Шрифт:
– А про Шестакова слышали? Тоже в медсанбат перевели, - сказал Богатых.
– Он же раньше в батальоне связи был. Хороший, говорят, терапевт.
– Эх, ребята...
– грустно сказал Гуменюк, - даже не верится, что недавно мы были студентами, в белых халатах ходили, руки мыли с мылом. Все бы отдал, чтобы хотя бы на денек в Краснодар попасть... В этом году ни одного гарбуза не съел.
– Размечтались о чем, - протянул Набель.
– Я вот мечтаю, как бы на соломе поспать, а он о гарбузах. Да скажи мне в июне перед отправкой на фронт, что через пять месяцев я не на Ла-Манше буду загорать, а в снегу под Тулой замерзать - в глаза бы плюнул...
Так и беседовали приятели вечером перед наступлением. А к ночи разошлись по своим местам, чтобы утром опять перевязывать раны, слышать стоны и крики, видеть кровь и безмерные страдания...
Полковник Гришин в ночь перед наступлением не спал. Хотя к бою все было готово - все шесть батальонов его дивизии могли подняться и пойти в атаку по первому сигналу, - сон не шел. Не спал он и потому, что ждал от генерала Крейзера нового диковинного оружия - гвардейских минометов.
Гришин пошел на КП и окликнул дремавшего у аппарата связиста.
– Гаврилов! Дай командующего.
Связист покрутил ручку аппарата, подал трубку и отошел в сторону.
– Алексей, - растормошил Гаврилов своего напарника Коробкова.
– Что? Смена?
– Нет пока. Полковник Гришин пришел, один. Спроси его насчет Героя-то.
Коробков почувствовал в голосе Гаврилова насмешливый тон и снова закрыл глаза.

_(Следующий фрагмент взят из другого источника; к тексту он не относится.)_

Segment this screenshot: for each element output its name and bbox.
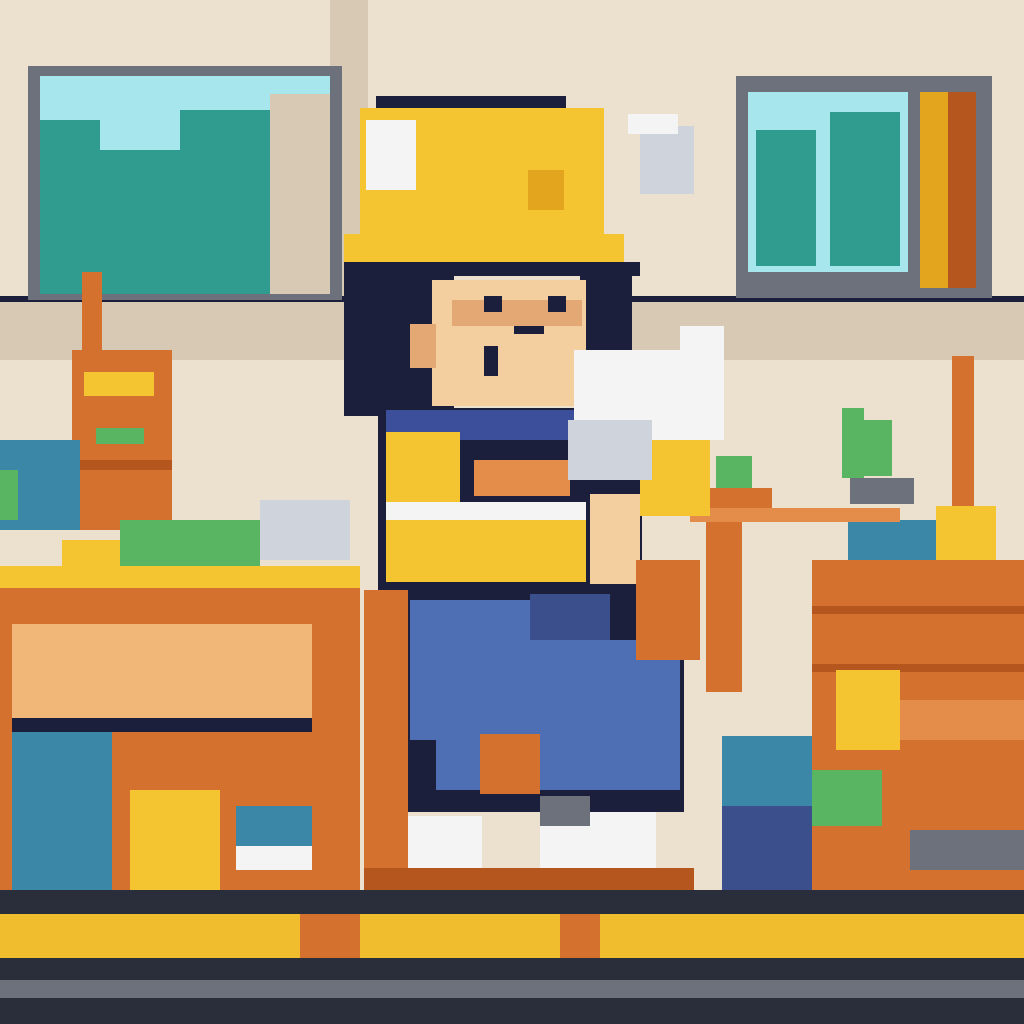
right-window [736, 76, 992, 298]
left-desk-shadow [12, 718, 312, 732]
floor-yellow-strip [0, 914, 1024, 960]
left-shoe [400, 816, 482, 868]
left-desk-drawer-yellow [130, 790, 220, 890]
right-stack-teal [848, 520, 936, 560]
left-window-tree-c [180, 110, 270, 294]
vest-pocket [474, 460, 570, 496]
right-hand [590, 494, 640, 584]
left-desk-drawer-blue [236, 806, 312, 846]
jeans-shade [530, 594, 610, 640]
right-floor-teal-box [722, 736, 812, 806]
right-table-leg [706, 522, 742, 692]
right-table-top [690, 508, 900, 522]
right-stack-mortar-a [812, 606, 1024, 614]
right-eye [548, 296, 566, 312]
right-table-pot [706, 488, 772, 508]
helmet-badge [528, 170, 564, 210]
vest-stripe [386, 502, 586, 520]
left-desk [0, 566, 360, 896]
pixel-art-scene [0, 0, 1024, 1024]
crate-small-gray [540, 796, 590, 826]
right-stack-gray [910, 830, 1024, 870]
scene-canvas [0, 0, 1024, 1024]
left-window-side [270, 94, 330, 294]
left-desk-edge [0, 566, 360, 588]
right-leg [540, 640, 680, 790]
floor-gray-line [0, 980, 1024, 998]
crate-center [480, 734, 540, 794]
vest-left-panel [386, 432, 460, 502]
right-window-leaf-a [756, 130, 816, 266]
plant-pot [850, 478, 914, 504]
helmet-highlight [366, 120, 416, 190]
right-table-plant [716, 456, 752, 492]
floor-dark-strip [0, 890, 1024, 918]
right-window-shutter-dark [948, 92, 976, 288]
wall-gadget-body [640, 126, 694, 194]
crate-base [364, 868, 694, 892]
left-column-divider [72, 460, 172, 470]
right-floor-dark-box [722, 806, 812, 890]
paper-roll-tip [680, 326, 724, 366]
block-green-a [0, 470, 18, 520]
crate-left-pillar [364, 590, 408, 890]
plant-leaf-a [842, 408, 864, 478]
left-column-window [96, 428, 144, 444]
right-window-leaf-b [830, 112, 900, 266]
left-window-tree-a [40, 120, 100, 294]
left-leg [410, 600, 540, 740]
ear [410, 324, 436, 368]
left-desk-drawer-white [236, 846, 312, 870]
left-eye [484, 296, 502, 312]
smile [514, 326, 544, 334]
paper-roll-fold [568, 420, 652, 480]
block-yellow-a [62, 540, 120, 570]
left-desk-top-panel [12, 624, 312, 718]
helmet-brim [344, 234, 624, 264]
open-mouth [484, 346, 498, 376]
crate-right [636, 560, 700, 660]
left-shin [436, 740, 480, 790]
left-column-slot [84, 372, 154, 396]
right-stack-yellow-top [936, 506, 996, 560]
right-floor-green-box [812, 770, 882, 826]
floor-orange-tile-a [300, 914, 360, 960]
right-stack-post [952, 356, 974, 506]
right-stack-light-brick [900, 700, 1024, 740]
floor [0, 890, 1024, 1024]
block-white-a [260, 500, 350, 560]
floor-orange-tile-b [560, 914, 600, 960]
left-window-tree-b [100, 150, 180, 294]
plant-leaf-b [864, 420, 892, 476]
left-desk-drawer-teal [12, 732, 112, 892]
helmet-brim-shadow [344, 262, 640, 276]
wall-gadget-top [628, 114, 678, 134]
right-stack-yellow [836, 670, 900, 750]
left-window [28, 66, 342, 300]
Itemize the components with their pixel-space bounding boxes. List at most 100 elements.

Связисты изредка подшучивали над Коробковым, когда к ним приходил полковник Гришин.
Как-то в августе, после боев за Милославичи, Гришин и Коробков с его катушками оказались одни. Вдруг показалась машина с немцами.
– "Прикроешь меня - к Герою представлю!" - пообещал будто бы Гришин Коробкову. Отстрелялся он тогда от немцев удачно. Догнали они с полковником Гришиным своих, об обещании он забыл, а Коробков так и не решился напомнить ему об этом. Потом он и сам понял, что Гришин пообещал ему Героя Советского Союза сгоряча, но ребята в батальоне узнали об этом и нет-нет, да и вспоминали. Когда выходили из окружения, Коробков нес мешок с наградами на всю дивизию. Их как раз получили накануне, но вручить не успели. Шел и думал, что несет, конечно, и свою награду, но не на груди, а в мешке.
– Ну, товарищ генерал, вы же обещали, что будут три "катюши", - услышал Гаврилов разговор Гришина с Крейзером.
"Катюши, какие-то... О девчонках в такое время, - подумал с неприязнью Гаврилов.
– И куда ему сразу три?"
– Я понимаю, что оттепель, но проехать же можно. Дорогу расчистили специально... Хорошо... Жду, - Гришин положил трубку.
– Гаврилов, как придет капитан-артиллерист, сразу ко мне в блиндаж.
Под утро Гаврилов услышал шум моторов. Вышел посмотреть. Приехали три автомашины с зачехленными кузовами.
Рослый капитан, выйдя из кабины, позвал его:
– Иди доложи командиру дивизии, что прибыла батарея "катюш".
"Так вот они о каких "катюшах" говорили!" - опомнился Гаврилов, никогда их до этого не видевший, но сразу догадавшийся, что это и есть те самые чудо-машины с рельсами вместо кузовов, о которых по фронту ходят легенды, что немцы бегут от них, как от огня.
А еще через час, в 6 утра, когда было еще темно, с этих машин сорвались и полетели на запад с чудовищным визгом страшные огненные стрелы.
– Вот это да! Илья-Пророк позавидовал бы!
– сказал кто-то из стоявших рядом с полковником Гришиным.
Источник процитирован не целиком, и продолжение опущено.